Exclude an application from MAA enforcement
If you can't immediately update your application to include the approval workflow, you can exclude it from MAA enforcement in the access policy. To configure an exclusion, edit the access policy for the workload your app calls and add the application on the Exclusions tab. A second administrator must approve the change before the exclusion takes effect.
Exclusions apply only to app-auth (application-authenticated) calls made by the excluded service principal. Interactive (delegated) admin actions on the same protected resources still require MAA approval.
For more information about exclusions, including scope, limits, and security considerations, see Exclude enterprise applications from an access policy.
Monitor MAA activity for app-auth calls
MAA-related events — including approve, block, pass, exclusion add, and exclusion remove — are recorded in the existing Intune audit log. Use the standard audit log and Graph API export to see which app-auth calls are going through MAA and how they're being handled.
Frequently asked questions
Why are my automation scripts failing?
If your automation calls Microsoft Graph and targets resources protected by an MAA access policy, those calls are intercepted by the MAA approval workflow regardless of whether the script uses delegated or app-only authentication. Update your scripts to include the justification and approval headers described in this article. If your script uses app-only tokens (client-credentials flow), you can also exclude the application from the access policy.
Does MAA affect read-only API calls?
No. MAA only applies to operations that modify protected resources (POST, PATCH, PUT, DELETE). GET requests aren't affected.
Can an application approve its own MAA requests?
No. Applications can't approve or reject MAA requests.
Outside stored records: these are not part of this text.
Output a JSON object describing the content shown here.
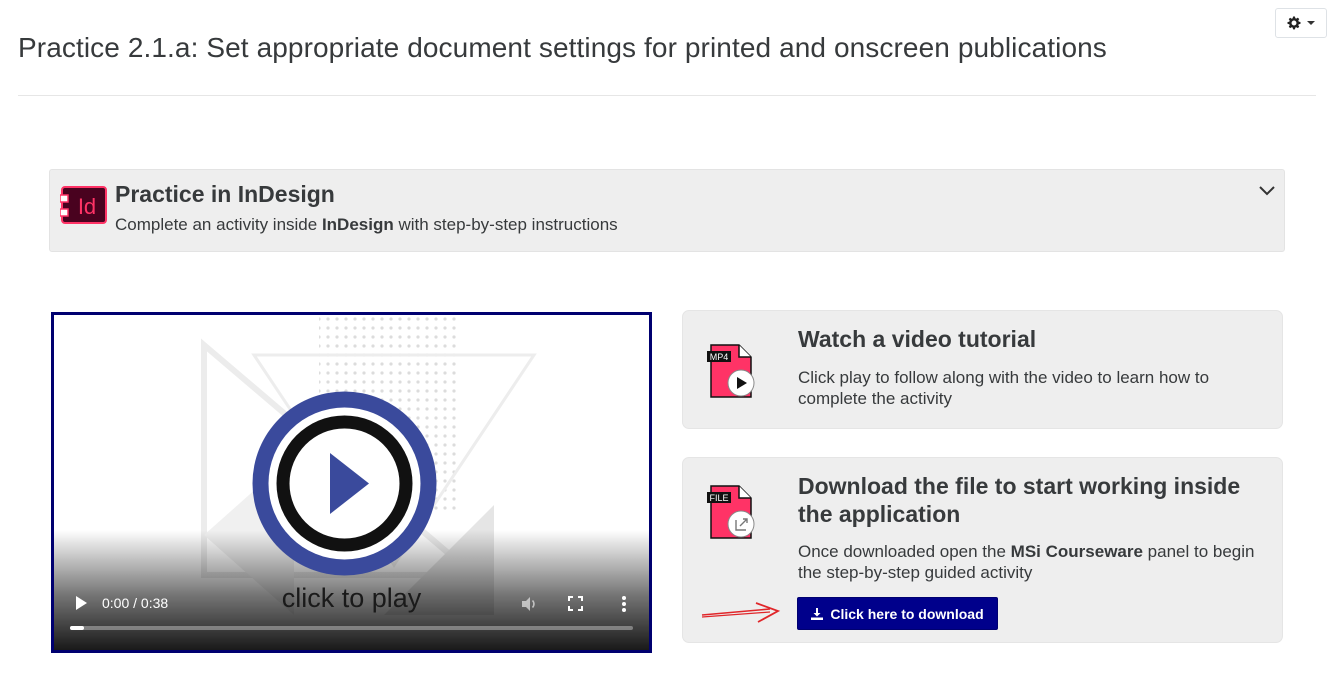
{
  "page": {
    "title": "Practice 2.1.a: Set appropriate document settings for printed and onscreen publications"
  },
  "practice_panel": {
    "logo_text": "Id",
    "title": "Practice in InDesign",
    "subtitle_before": "Complete an activity inside ",
    "subtitle_bold": "InDesign",
    "subtitle_after": " with step-by-step instructions"
  },
  "video": {
    "overlay_text": "click to play",
    "time": "0:00 / 0:38",
    "progress_fraction": 0.025
  },
  "video_card": {
    "icon_label": "MP4",
    "title": "Watch a video tutorial",
    "text": "Click play to follow along with the video to learn how to complete the activity"
  },
  "download_card": {
    "icon_label": "FILE",
    "title": "Download the file to start working inside the application",
    "text_before": "Once downloaded open the ",
    "text_bold": "MSi Courseware",
    "text_after": " panel to begin the step-by-step guided activity",
    "button_label": "Click here to download"
  },
  "colors": {
    "accent": "#00008b",
    "video_border": "#000070",
    "indesign_pink": "#ff3366",
    "indesign_dark": "#49021f",
    "play_ring": "#3a4a9c",
    "arrow_red": "#e0262a",
    "panel_bg": "#eeeeee"
  },
  "icons": {
    "settings": "gear-icon",
    "expand": "chevron-down-icon",
    "download": "download-icon"
  }
}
A separate interactive admin account that's a member of the approver group must approve the request in the Microsoft Intune admin center.
How do I check if my tenant has MAA enabled?
In the Microsoft Intune admin center, go to Tenant administration > Multi Admin Approval > Access policies. If there are active access policies listed, MAA is enabled for those workloads.
Can I turn off MAA to stop the enforcement?
MAA access policies can be managed by administrators with the appropriate permissions. However, Microsoft strongly recommends keeping MAA enabled as a security best practice.